A state ban scare in 2006 inspired the 28-year-old Washington D.C. resident to record footage of counter-protester rallies and interviews with leaders of the reproductive justice movement.
“I was working at the National Abortion Federation, and that is the year that South Dakota put forth a total ban on abortion,” Young said. “The governor
signed, and the bill was brought to the people to vote on.”
The state politicians’ attempt to pass a law without allowing exceptions for incest and/or rape victims signaled a turning point in the American public’s perception on abortion.
"It was the first time a ban to this degree almost passed,” Young said. “It was definitely brought up to go to Supreme Court to overturn Roe v. Wade.”
Much to Young’s relief, the people of South Dakota rejected the new legislation. But activists of the pro-choice persuasion aren’t in the clear yet. Young fears enthusiasm for pro-choice politics has undergone a “slow erosion” since the federal government legalized abortion.
“If McCain and Palin win the election, we’re going to lose Roe v. Wade, period,” Young said. “It has been planned that way. Roe v. Wade is on the table to be overturned. This election is going to decide that, and people need to know.”
Symptoms of America’s waning sympathy for mothers seeking abortions have popped up in recent Hollywood cinema.

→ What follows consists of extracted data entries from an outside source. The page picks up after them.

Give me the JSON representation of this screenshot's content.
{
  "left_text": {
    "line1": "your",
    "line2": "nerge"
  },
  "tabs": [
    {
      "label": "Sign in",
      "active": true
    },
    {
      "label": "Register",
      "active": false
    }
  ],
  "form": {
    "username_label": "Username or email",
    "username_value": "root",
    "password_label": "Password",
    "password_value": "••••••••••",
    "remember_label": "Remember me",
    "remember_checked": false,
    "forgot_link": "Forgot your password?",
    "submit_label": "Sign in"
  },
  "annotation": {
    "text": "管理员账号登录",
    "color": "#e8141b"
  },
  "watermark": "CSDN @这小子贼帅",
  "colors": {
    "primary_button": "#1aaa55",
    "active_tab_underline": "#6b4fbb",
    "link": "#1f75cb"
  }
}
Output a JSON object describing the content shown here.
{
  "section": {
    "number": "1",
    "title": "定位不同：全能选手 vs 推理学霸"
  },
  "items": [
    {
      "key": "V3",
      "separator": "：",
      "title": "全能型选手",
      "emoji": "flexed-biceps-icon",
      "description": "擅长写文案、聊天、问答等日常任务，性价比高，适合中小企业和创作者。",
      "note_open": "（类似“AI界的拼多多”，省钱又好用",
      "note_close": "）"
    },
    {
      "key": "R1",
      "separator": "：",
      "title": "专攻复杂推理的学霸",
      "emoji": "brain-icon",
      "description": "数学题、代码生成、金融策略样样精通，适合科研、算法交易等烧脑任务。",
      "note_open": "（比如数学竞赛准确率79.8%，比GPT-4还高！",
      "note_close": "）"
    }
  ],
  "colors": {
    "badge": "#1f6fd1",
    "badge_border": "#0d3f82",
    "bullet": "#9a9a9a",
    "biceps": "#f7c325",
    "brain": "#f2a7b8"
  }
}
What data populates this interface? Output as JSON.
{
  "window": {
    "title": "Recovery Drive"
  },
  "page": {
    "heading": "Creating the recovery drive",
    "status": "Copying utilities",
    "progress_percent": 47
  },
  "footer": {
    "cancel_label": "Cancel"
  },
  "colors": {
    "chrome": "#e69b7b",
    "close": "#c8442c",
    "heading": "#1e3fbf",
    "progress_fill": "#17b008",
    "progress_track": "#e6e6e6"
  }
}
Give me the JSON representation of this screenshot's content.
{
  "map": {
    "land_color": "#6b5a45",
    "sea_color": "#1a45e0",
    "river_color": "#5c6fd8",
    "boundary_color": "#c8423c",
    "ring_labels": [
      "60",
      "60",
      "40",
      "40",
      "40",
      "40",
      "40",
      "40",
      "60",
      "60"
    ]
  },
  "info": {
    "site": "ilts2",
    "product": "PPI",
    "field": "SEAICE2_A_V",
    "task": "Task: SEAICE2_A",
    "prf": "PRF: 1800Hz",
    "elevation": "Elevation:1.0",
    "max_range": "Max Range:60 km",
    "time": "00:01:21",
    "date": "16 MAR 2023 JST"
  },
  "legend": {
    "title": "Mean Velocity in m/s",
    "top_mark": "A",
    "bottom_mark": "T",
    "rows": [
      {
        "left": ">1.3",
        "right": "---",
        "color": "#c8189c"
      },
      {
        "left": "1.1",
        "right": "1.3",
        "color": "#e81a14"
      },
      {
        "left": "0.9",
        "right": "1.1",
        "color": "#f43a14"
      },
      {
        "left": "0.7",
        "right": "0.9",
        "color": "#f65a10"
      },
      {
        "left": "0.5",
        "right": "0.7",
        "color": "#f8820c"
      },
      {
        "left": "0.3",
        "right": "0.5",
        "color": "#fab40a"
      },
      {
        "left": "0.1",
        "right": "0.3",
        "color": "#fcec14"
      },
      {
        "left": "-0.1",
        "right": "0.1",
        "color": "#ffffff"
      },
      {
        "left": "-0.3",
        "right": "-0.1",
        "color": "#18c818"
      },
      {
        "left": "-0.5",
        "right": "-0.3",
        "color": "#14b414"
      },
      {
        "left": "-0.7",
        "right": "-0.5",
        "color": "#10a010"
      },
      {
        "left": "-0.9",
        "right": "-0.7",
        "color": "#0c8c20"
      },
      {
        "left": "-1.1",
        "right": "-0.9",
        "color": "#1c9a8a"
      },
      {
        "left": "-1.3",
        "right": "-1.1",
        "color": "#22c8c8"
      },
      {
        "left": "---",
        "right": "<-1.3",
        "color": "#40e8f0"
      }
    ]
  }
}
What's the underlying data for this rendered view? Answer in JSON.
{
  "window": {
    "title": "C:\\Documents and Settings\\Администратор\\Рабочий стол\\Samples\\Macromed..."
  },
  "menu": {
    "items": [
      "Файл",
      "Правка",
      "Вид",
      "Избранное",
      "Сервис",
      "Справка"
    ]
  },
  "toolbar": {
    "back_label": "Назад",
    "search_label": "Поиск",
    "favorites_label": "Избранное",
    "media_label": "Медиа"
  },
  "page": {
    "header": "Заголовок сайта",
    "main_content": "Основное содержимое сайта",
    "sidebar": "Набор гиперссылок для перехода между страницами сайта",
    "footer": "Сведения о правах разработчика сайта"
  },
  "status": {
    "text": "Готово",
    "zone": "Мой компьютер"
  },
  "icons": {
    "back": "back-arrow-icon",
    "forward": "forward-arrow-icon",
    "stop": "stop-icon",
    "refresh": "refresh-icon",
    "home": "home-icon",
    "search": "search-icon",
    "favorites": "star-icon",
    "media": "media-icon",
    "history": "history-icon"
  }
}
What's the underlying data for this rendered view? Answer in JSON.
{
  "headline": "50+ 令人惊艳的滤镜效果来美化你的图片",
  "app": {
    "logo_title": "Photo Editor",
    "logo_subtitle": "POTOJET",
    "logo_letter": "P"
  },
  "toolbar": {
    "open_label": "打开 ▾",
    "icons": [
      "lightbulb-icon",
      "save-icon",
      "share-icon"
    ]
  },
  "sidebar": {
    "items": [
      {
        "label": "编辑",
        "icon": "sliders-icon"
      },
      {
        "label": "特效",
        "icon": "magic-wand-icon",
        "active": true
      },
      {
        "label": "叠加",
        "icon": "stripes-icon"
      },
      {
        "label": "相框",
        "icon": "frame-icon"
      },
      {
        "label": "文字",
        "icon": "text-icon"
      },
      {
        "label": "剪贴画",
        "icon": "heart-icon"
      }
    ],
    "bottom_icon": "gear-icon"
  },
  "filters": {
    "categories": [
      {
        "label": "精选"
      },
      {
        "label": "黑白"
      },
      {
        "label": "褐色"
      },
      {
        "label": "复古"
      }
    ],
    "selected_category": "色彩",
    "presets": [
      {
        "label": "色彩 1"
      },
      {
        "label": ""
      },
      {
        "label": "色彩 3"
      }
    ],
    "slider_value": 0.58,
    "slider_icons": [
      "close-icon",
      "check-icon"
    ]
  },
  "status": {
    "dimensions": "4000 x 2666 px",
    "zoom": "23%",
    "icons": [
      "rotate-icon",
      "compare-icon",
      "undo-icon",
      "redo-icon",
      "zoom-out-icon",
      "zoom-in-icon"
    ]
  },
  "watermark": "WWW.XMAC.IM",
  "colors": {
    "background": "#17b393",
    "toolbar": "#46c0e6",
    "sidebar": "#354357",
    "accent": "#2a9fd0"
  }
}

“The anti-choice people have the upper hand right now. It’s been a slow change, but I definitely feel like it’s in the culture. You’ve got Juno. Teen pregnancy has become glamorous,” Young said. “You’ve got the movie Knocked Up where they wouldn’t even say the word ‘abortion.’ It’s definitely not OK to talk about.”
There’s no telling if the touring documentarians’ films will change any minds. But one thing is for sure: if Young’s fears come true, sexually active Americans who don’t want babies had better stock up on condoms and birth control pills, plan on adoption, save up for a plane ticket, or else come to terms with glutting landfills with gory wire hangers.